ATLANTA (Reuters) -Democrat Raphael Warnock won re-election to the U.S. Senate in a hard-fought Georgia runoff on Tuesday, strengthening his party’s razor-thin majority as he fought off a challenge by Republican former football star Herschel Walker.
Democrats now are on track for a 51-seat majority in the 100-seat Senate, which will make it slightly easier to advance Biden’s nominees for judicial and administrative posts.
Much legislation will still require Republican support. But, with an extra vote to spare, Democrats may not now always need the cooperation of centrist senators Joe Manchin and Kyrsten Sinema, who were frequently at odds with their party as Democrats tried to advance Biden’s ambitious legislative agenda over the past two years.

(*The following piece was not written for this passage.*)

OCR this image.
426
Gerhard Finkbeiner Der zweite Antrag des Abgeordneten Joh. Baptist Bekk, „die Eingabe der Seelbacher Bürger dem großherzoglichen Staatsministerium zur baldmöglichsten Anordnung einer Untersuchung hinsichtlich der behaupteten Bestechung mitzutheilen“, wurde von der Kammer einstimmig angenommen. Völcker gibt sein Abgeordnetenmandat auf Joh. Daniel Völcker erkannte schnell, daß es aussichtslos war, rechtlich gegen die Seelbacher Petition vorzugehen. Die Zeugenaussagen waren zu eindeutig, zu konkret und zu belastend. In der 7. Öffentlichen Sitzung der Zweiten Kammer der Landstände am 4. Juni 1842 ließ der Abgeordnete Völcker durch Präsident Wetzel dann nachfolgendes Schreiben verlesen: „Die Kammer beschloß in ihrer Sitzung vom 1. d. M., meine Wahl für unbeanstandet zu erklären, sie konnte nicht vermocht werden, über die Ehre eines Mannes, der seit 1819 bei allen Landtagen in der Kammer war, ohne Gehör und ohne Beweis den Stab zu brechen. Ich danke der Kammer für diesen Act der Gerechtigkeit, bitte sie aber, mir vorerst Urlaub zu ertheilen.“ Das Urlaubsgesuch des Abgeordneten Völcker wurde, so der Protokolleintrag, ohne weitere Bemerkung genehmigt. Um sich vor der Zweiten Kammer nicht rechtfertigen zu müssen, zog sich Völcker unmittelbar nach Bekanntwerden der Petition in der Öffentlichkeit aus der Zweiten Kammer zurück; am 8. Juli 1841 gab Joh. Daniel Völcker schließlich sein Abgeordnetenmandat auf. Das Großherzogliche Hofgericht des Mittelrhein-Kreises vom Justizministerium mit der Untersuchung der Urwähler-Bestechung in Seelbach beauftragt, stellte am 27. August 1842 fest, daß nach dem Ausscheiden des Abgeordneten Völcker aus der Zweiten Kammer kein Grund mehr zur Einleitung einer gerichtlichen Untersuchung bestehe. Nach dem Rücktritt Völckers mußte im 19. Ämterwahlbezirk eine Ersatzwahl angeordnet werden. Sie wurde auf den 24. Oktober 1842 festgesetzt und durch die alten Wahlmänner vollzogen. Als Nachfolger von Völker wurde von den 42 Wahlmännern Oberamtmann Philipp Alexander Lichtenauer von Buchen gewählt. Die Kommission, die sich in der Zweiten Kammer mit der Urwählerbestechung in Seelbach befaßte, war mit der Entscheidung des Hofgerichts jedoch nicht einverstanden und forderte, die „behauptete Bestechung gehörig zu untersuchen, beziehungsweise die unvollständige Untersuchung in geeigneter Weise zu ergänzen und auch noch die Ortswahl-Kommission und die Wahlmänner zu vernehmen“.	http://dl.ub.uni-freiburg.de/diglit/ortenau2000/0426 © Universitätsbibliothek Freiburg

They will, however, face a more formidable roadblock in the U.S. House of Representatives, after Republicans won a narrow majority on Nov. 8, though they fell short of the “red wave” that some in the party had forecast.
Warnock, who like Walker is Black, is pastor of the historic Atlanta church where assassinated civil rights leader Reverend Martin Luther King Jr. preached. It is his second runoff victory in two years, after he won the seat in January 2021.
Venkayla Haynes, 28, said Warnock’s win was especially meaningful after months of organizing get-out-the-vote efforts for both the general election and then the runoff.
“I’m very happy, I’m very excited that we won and that Black people have a candidate who represents the community and the issues they care about,” said Haynes as she danced at Warnock’s victory party.